Adversaries may rent Virtual Private Servers (VPSs) that can be used during targeting. There exist a variety of cloud service providers that will sell virtual machines/containers as a service. By utilizing a VPS, adversaries can make it difficult to physically tie back operations to them. The use of cloud infrastructure can also make it easier for adversaries to rapidly provision, modify, and shut down their infrastructure.

Acquiring a VPS for use in later stages of the adversary lifecycle, such as Command and Control, can allow adversaries to benefit from the ubiquity and trust associated with higher reputation cloud service providers. Adversaries may also acquire infrastructure from VPS service providers that are known for renting VPSs with minimal registration information, allowing for more anonymous acquisitions of infrastructure.[1]

ID: T1583.003
Sub-technique of:  T1583
Platforms: PRE
Version: 1.1
Created: 01 October 2020
Last Modified: 17 October 2021

Procedure Examples

ID Name Description
G0001 Axiom

Axiom has used VPS hosting providers in targeting of intended victims.[2]

G0035 Dragonfly

Dragonfly has acquired VPS infrastructure for use in malicious campaigns.[3]


HAFNIUM has operated from leased virtual private servers (VPS) in the United States.[4]

G0088 TEMP.Veles

TEMP.Veles has used Virtual Private Server (VPS) infrastructure.[5]


ID Mitigation Description
M1056 Pre-compromise

This technique cannot be easily mitigated with preventive controls since it is based on behaviors performed outside of the scope of enterprise defenses and controls.

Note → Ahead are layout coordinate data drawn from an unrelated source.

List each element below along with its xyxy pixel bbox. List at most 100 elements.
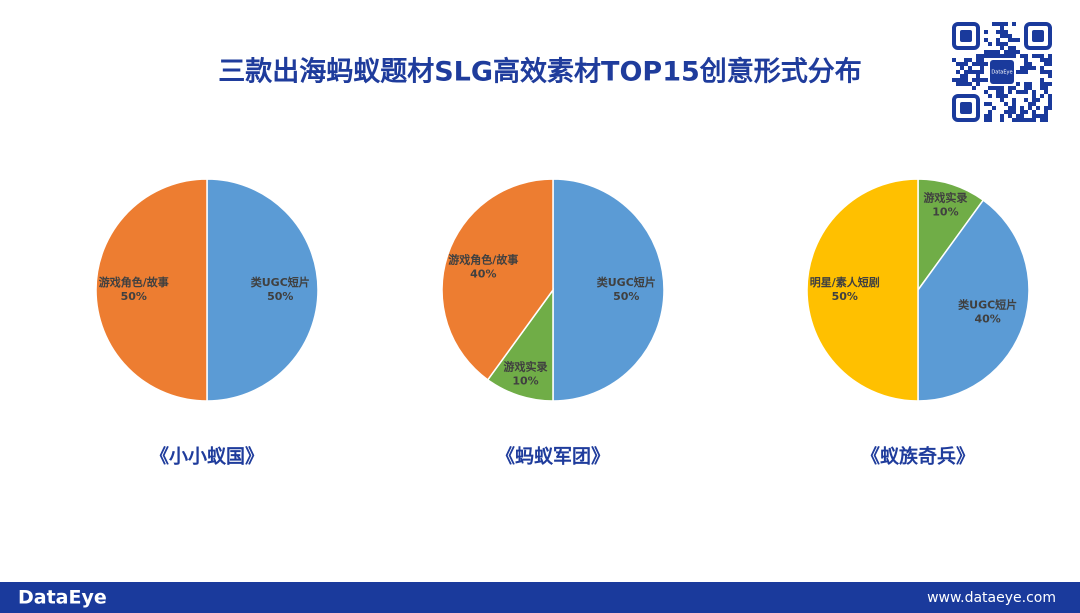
pie-slice (917, 199, 1030, 402)
qr-module (1032, 98, 1036, 102)
qr-module (1020, 106, 1024, 110)
qr-module (1000, 26, 1004, 30)
qr-module (1004, 54, 1008, 58)
qr-module (1024, 54, 1028, 58)
qr-module (1044, 86, 1048, 90)
qr-module (996, 38, 1000, 42)
pie-slice (441, 178, 554, 381)
qr-module (1040, 86, 1044, 90)
qr-finder-dot (960, 30, 972, 42)
qr-module (988, 94, 992, 98)
pie-title: 《小小蚁国》 (150, 445, 264, 468)
qr-module (976, 70, 980, 74)
qr-module (1004, 42, 1008, 46)
footer-brand: DataEye (18, 587, 107, 609)
qr-module (1020, 90, 1024, 94)
qr-module (1008, 114, 1012, 118)
qr-module (968, 82, 972, 86)
qr-module (1032, 94, 1036, 98)
qr-module (1048, 58, 1052, 62)
qr-module (1044, 58, 1048, 62)
qr-module (996, 90, 1000, 94)
qr-module (1008, 54, 1012, 58)
pie-slice (552, 178, 665, 402)
qr-module (1004, 30, 1008, 34)
qr-module (1004, 102, 1008, 106)
qr-module (992, 86, 996, 90)
slice-label: 游戏角色/故事 (448, 252, 518, 266)
qr-module (1016, 114, 1020, 118)
slice-value-label: 10% (932, 206, 958, 219)
qr-module (956, 82, 960, 86)
pie-title: 《蚁族奇兵》 (861, 445, 975, 468)
qr-module (1028, 106, 1032, 110)
qr-module (1020, 110, 1024, 114)
footer-url: www.dataeye.com (927, 590, 1056, 606)
qr-module (980, 54, 984, 58)
qr-module (1000, 114, 1004, 118)
qr-module (1024, 118, 1028, 122)
qr-module (964, 58, 968, 62)
qr-module (988, 102, 992, 106)
qr-module (960, 62, 964, 66)
qr-module (1012, 102, 1016, 106)
qr-module (1040, 66, 1044, 70)
slice-label: 明星/素人短剧 (810, 275, 880, 289)
qr-module (988, 42, 992, 46)
qr-module (1008, 50, 1012, 54)
qr-finder (1024, 22, 1052, 50)
qr-module (1020, 114, 1024, 118)
qr-module (956, 78, 960, 82)
qr-module (1040, 82, 1044, 86)
qr-module (1008, 106, 1012, 110)
qr-module (1028, 86, 1032, 90)
qr-module (1004, 22, 1008, 26)
qr-module (988, 118, 992, 122)
qr-module (1048, 98, 1052, 102)
qr-module (1024, 58, 1028, 62)
qr-module (1032, 118, 1036, 122)
qr-module (972, 78, 976, 82)
qr-module (1004, 50, 1008, 54)
qr-module (956, 70, 960, 74)
slice-label: 类UGC短片 (597, 275, 656, 289)
pie-slice (95, 178, 208, 402)
qr-module (1016, 50, 1020, 54)
qr-module (972, 62, 976, 66)
qr-module (960, 82, 964, 86)
qr-module (1044, 90, 1048, 94)
qr-module (976, 74, 980, 78)
slice-label: 游戏实录 (923, 191, 967, 205)
qr-module (1016, 38, 1020, 42)
qr-module (972, 70, 976, 74)
qr-module (1000, 86, 1004, 90)
qr-module (1000, 98, 1004, 102)
qr-module (1028, 62, 1032, 66)
qr-module (1028, 66, 1032, 70)
qr-module (1044, 118, 1048, 122)
qr-module (980, 70, 984, 74)
qr-module (988, 114, 992, 118)
qr-module (976, 82, 980, 86)
qr-module (1008, 46, 1012, 50)
qr-module (976, 78, 980, 82)
qr-module (984, 78, 988, 82)
qr-module (1040, 54, 1044, 58)
qr-module (1020, 70, 1024, 74)
qr-module (1024, 66, 1028, 70)
qr-module (1040, 78, 1044, 82)
qr-module (1012, 106, 1016, 110)
qr-module (1000, 118, 1004, 122)
qr-module (996, 54, 1000, 58)
slice-value-label: 40% (470, 267, 496, 280)
qr-module (980, 58, 984, 62)
qr-module (1040, 114, 1044, 118)
qr-module (960, 66, 964, 70)
qr-module (996, 86, 1000, 90)
qr-module (1020, 66, 1024, 70)
qr-module (1040, 118, 1044, 122)
qr-module (984, 30, 988, 34)
qr-module (988, 54, 992, 58)
qr-module (988, 86, 992, 90)
qr-module (1044, 106, 1048, 110)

ID Data Source Data Component
DS0035 Internet Scan Response Content
Response Metadata

Once adversaries have provisioned a VPS (ex: for use as a command and control server), internet scans may reveal servers that adversaries have acquired. Consider looking for identifiable patterns such as services listening, certificates in use, SSL/TLS negotiation features, or other response artifacts associated with adversary C2 software.[6][7][8]

Much of this activity will take place outside the visibility of the target organization, making detection of this behavior difficult. Detection efforts may be focused on related stages of the adversary lifecycle, such as during Command and Control.